Nous allons partir d’un cas classique: le management d’une société veut améliorer la productivité d’une équipe ou d’un service. Ils ont identifié des points à améliorer et veulent mettre en place un nouveau processus afin de réaliser cela. Trop souvent une réflexion « top-down » (du management vers la base) est effectuée et les décisions prises provoquent des rétissences, des craintes et épisodiquement des conflits de la part des équipes ou des services impactés par le changement de process. Quand on rajoute à cela un changement d’outil informatique, on voit bien souvent des effets de latences sur la productivité dûs à tous ces changements. Cette latence induit un coût qu’il est possible de chiffrer quand on prévoit une migration technologique. Donc en terme financier, il « facile » de prévoir le coût d’une migration, par contre le facteur humain est encore trop peut évaluer.

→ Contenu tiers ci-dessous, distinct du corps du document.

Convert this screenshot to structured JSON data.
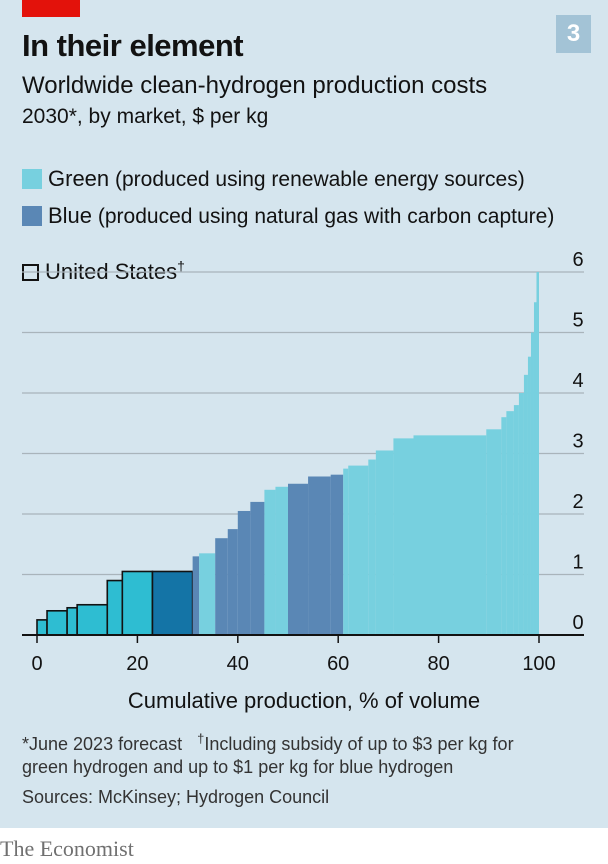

En effet si la migration technologique provoque des réticences de la part des équipes qui utiliseront ces technologies, le temps d’acceptation se verra largement augmenté (surcoût induit par le facteur humain) et la productivité des nouveaux outils ne sera pas optimal. Bref une approche « top-down » lors d’une mutation technologique induit des surcoût difficilement chiffrables et qui peuvent parfois devenir prohibitifs.

Afin de réduire les coûts induit par le facteur humain, une approche « down-top » (de la base vers le management) peut être une solution envisageable. Cette approche, même si elle est déclenchée par le management, consiste à responsabiliser les équipes ou les services dans la migration de process (et des technologies) en impliquant dans ceux-ci dans l’analyse des points à améliorer et dans la conception du nouveau process. Cette démarche permet aux équipes de s’approprier la solution avant que celle-ci soit mise en place. Du coup, le taux d’acceptation de la migration par les équipes est nettement supérieur et les coûts induits par le facteur humain se voit réduit et borné. Le revers de la médaille de cette démarche est qu’elle implique  plus de travail en amont de la migration, mais ce surcoût est compensé par le fait que la migration à énormément de chance de correctement se passer.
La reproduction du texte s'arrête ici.